Conservatism, we believe, often fares poorly in the court of public opinion because conservatives fail to make their case cogently or decline even to try out of fear of being branded as, well, something — “racist,” “homophobe,” or “uncompassionate.” But no one, liberal or conservative, should flee the battlefield of ideas out of fear. Principled debate is healthy.
Herewith, two issues on which conservatives fall short of waging a good, or coherent, fight. The first is a minimum-wage increase. President Obama would have folks believe the nation is chockablock with primary breadwinners trying to support a family on the minimum wage. That is false. A scant 2.9 percent of American workers make the minimum wage and, of those who do, the vast majority are either secondary breadwinners — i.e., a spouse supplementing the family income — or, more likely, a youngster 16 to 24 years old in his first job..

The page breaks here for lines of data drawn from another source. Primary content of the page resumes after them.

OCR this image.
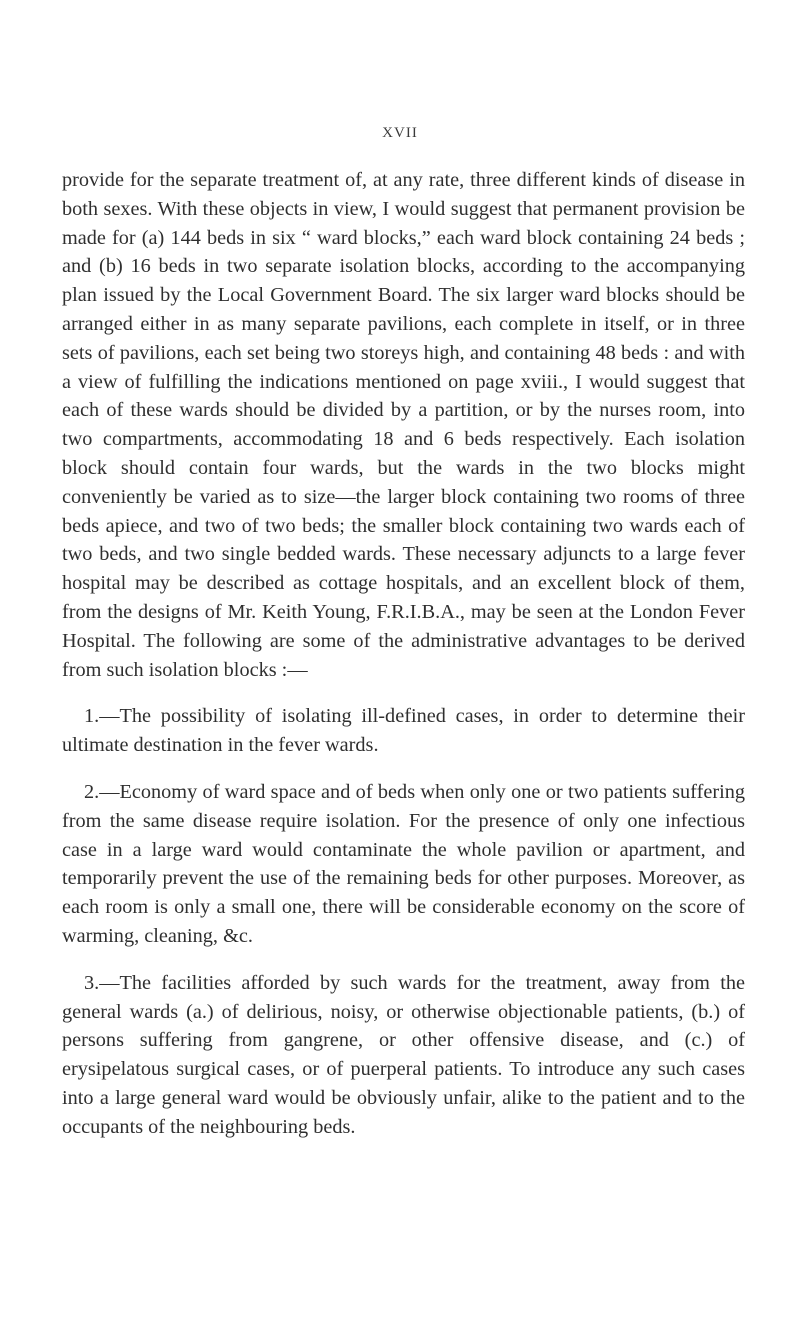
xvii

provide for the separate treatment of, at any rate, three different kinds of disease in both sexes. With these objects in view, I would suggest that permanent provision be made for (a) 144 beds in six “ ward blocks,” each ward block containing 24 beds ; and (b) 16 beds in two separate isolation blocks, according to the accompanying plan issued by the Local Government Board. The six larger ward blocks should be arranged either in as many separate pavilions, each complete in itself, or in three sets of pavilions, each set being two storeys high, and containing 48 beds : and with a view of fulfilling the indications mentioned on page xviii., I would suggest that each of these wards should be divided by a partition, or by the nurses room, into two compartments, accommodating 18 and 6 beds respectively. Each isolation block should contain four wards, but the wards in the two blocks might conveniently be varied as to size—the larger block containing two rooms of three beds apiece, and two of two beds; the smaller block containing two wards each of two beds, and two single bedded wards. These necessary adjuncts to a large fever hospital may be described as cottage hospitals, and an excellent block of them, from the designs of Mr. Keith Young, F.R.I.B.A., may be seen at the London Fever Hospital. The following are some of the administrative advantages to be derived from such isolation blocks :—

1.—The possibility of isolating ill-defined cases, in order to determine their ultimate destination in the fever wards.

2.—Economy of ward space and of beds when only one or two patients suffering from the same disease require isolation. For the presence of only one infectious case in a large ward would contaminate the whole pavilion or apartment, and temporarily prevent the use of the remaining beds for other purposes. Moreover, as each room is only a small one, there will be considerable economy on the score of warming, cleaning, &c.

3.—The facilities afforded by such wards for the treatment, away from the general wards (a.) of delirious, noisy, or otherwise objectionable patients, (b.) of persons suffering from gangrene, or other offensive disease, and (c.) of erysipelatous surgical cases, or of puerperal patients. To introduce any such cases into a large general ward would be obviously unfair, alike to the patient and to the occupants of the neighbouring beds.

Do we want entry-level workers to receive more pay from their employers? Yes, but not if more youngsters are denied entry to the work force. When labor costs rise, employment generally suffers. That’s the last thing our economy needs.
Second issue: extending unemployment benefits. Not to sound “uncompassionate,” but one must ask when is enough enough — after 13 weeks of benefits, or 26, or 99? North Carolina says 73 weeks. In the last half of 2013, its jobless rate fell from 8.9 percent to 6.9 percent with the addition of 55,000 jobs. Critics cite a diminished labor-force participation rate, an across-the-fruited-plain truism somewhat dispelled by the record number of Tar Heelers actually working (nearly 4.4 million).
And let’s not overlook this truth: Once benefits expire, people go back to work. No less an authority than Alan Krueger, President Obama’s former chief economist, noted in a 2008 study, the seriousness of a “job search is inversely related to the generosity of unemployment benefits.” And even the mere existence of benefits.
These arguments notwithstanding, national Republican lawmakers are not averse to an extension of said benefits so long as its cost is offset with spending cuts. Eager to spend money as if America actually had it, Democrats say no. They “want to have their cake and eat it, too.” How unreasonable is that?